JAKARTA – Presiden Amerika Serikat (AS) Donald Trump menerapkan kebijakan “tarif timbal balik” yang mana akan mengguncang perdagangan global. Langkah yang dimaksud untuk mengatasi ketidakseimbangan perdagangan yang mana tidak ada adil dikarenakan Amerika Serikat mengimpor lebih lanjut berbagai barang daripada ekspor.
Meskipun rincian pajak impor Trump masih samar, beberapa orang negara diperkirakan akan terpukul lebih lanjut keras daripada yang dimaksud lain. “Dirty 15” khususnya sudah menarik perhatian.
Diciptakan oleh Menteri Keuangan Scott Bessent, istilah ini mengacu pada 15% kegiatan ekonomi yang digunakan menyumbang sebagian besar ketidakseimbangan perdagangan dengan Amerika Serikat sambil memberlakukan tarif yang digunakan tinggi serta hambatan non-tarif lainnya pada barang-barang AS.
Bessent tidak ada menyebutkan nama 15 mitra dagang Amerika Serikat tersebut, tetapi menurut data dari Departemen Perdagangan AS, China mempunyai surplus perdagangan terbesar dengan Amerika Serikat pada 2024 sebesar USD295,4 miliar.
Diikuti oleh Uni Eropa, Meksiko, Vietnam, Irlandia, Jerman, Taiwan, Jepang, Korea Selatan, Kanada, India, Thailand, Italia, Swiss, juga Malaysia.
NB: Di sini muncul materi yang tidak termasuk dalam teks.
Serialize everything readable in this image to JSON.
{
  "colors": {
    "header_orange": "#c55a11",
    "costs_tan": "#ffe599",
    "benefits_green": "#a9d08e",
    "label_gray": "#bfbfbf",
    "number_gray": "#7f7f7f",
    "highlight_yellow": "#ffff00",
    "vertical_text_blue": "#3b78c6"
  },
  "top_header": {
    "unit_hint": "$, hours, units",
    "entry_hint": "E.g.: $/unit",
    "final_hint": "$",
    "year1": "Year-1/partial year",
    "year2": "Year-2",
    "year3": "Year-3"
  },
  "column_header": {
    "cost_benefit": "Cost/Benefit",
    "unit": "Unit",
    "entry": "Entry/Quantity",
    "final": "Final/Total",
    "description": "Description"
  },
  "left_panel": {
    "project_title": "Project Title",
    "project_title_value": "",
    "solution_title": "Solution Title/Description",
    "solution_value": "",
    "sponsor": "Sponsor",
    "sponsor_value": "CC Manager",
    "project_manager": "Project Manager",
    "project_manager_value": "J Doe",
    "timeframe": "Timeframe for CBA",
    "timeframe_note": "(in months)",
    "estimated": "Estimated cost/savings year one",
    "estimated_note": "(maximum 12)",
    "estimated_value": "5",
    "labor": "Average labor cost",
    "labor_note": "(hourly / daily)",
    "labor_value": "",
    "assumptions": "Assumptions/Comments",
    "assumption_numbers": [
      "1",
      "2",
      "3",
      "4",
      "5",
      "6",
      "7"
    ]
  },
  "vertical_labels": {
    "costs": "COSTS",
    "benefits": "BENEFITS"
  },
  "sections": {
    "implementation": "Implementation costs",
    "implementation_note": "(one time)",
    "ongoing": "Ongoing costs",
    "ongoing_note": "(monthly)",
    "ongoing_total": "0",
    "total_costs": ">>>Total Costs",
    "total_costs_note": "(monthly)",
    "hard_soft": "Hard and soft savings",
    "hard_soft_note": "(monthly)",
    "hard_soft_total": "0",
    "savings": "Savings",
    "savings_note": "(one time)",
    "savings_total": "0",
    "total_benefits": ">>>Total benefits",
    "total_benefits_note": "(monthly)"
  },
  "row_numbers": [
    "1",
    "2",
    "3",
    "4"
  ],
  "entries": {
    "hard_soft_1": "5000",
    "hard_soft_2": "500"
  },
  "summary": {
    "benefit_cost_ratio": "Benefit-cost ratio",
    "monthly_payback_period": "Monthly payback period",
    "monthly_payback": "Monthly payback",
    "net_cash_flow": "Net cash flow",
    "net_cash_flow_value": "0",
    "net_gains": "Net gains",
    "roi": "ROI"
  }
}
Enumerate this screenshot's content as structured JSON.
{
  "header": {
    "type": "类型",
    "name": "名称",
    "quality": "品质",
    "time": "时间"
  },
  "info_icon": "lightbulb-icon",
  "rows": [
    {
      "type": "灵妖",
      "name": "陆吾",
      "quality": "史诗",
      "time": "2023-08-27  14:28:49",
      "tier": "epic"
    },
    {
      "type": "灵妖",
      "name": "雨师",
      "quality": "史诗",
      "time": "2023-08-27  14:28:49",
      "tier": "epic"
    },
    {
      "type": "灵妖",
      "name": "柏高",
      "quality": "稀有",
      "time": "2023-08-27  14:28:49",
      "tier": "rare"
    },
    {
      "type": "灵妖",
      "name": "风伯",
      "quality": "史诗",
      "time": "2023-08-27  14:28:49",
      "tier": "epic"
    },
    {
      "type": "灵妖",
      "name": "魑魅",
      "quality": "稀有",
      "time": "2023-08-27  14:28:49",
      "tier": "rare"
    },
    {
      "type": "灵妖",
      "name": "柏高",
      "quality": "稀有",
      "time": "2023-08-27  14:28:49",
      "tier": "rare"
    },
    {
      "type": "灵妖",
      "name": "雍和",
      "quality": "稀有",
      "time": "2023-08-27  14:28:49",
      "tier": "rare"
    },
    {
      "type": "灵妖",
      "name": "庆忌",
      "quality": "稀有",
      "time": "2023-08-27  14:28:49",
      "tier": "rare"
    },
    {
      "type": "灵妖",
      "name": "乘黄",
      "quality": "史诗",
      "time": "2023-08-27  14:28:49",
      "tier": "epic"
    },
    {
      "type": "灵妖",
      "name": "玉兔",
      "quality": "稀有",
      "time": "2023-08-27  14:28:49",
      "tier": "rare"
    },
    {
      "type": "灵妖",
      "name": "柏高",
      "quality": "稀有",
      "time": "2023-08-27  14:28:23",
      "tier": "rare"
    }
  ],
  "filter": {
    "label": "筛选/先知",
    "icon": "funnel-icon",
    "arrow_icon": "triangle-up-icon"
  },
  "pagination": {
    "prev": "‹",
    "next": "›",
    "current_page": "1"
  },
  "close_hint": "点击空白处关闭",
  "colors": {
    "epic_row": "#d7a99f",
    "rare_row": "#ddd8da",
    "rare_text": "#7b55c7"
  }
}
Beberapa negara-negara mitra dagang yang dimaksud telah lama melakukan upaya untuk menenangkan Negeri Paman Sam menjauhi pengumuman tarif.
Vietnam, yang tersebut memiliki surplus perdagangan senilai USD123,5 miliar dengan Amerika Serikat pada 2024, menyetujui secara resmi kesepakatan energi juga mineral senilai USD4 miliar dengan perusahaan-perusahaan Amerika Serikat ketika menteri perdagangannya baru-baru ini mengunjungi Washington.
Kesepakatan yang mana sangat penting ini bertujuan untuk merancang perdagangan yang dimaksud seimbang kemudian harmonis dan juga akan menciptakan beratus-ratus ribu lapangan kerja bagi para pekerja di dalam kedua negara, kata PetroVietnam Power Corporation.
Menteri perdagangan kemudian lapangan usaha India melakukan beberapa perjalanan ke Negeri Paman Sam untuk mendiskusikan isu-isu penting, dengan negara ini dilaporkan terbuka untuk memotong tarif impor Amerika Serikat senilai USD23 miliar. Korea Selatan juga telah lama mengirimkan kementerian perindustriannya ke Washington untuk mencari bantuan sembari mengaktifkan strategi daruratnya.
Taiwan, yang tersebut mengalami peningkatan surplus perdagangan senilai USD26,1 miliar dengan Amerika Serikat sebelumnya mengungkapkan bahwa mereka itu sedang mempertimbangkan berbagai tanggapan terhadap prospek tarif baru dari AS, termasuk meningkatkan impor energi dan juga mengempiskan tarif pulau itu sendiri untuk menyeimbangkan perdagangan bilateral.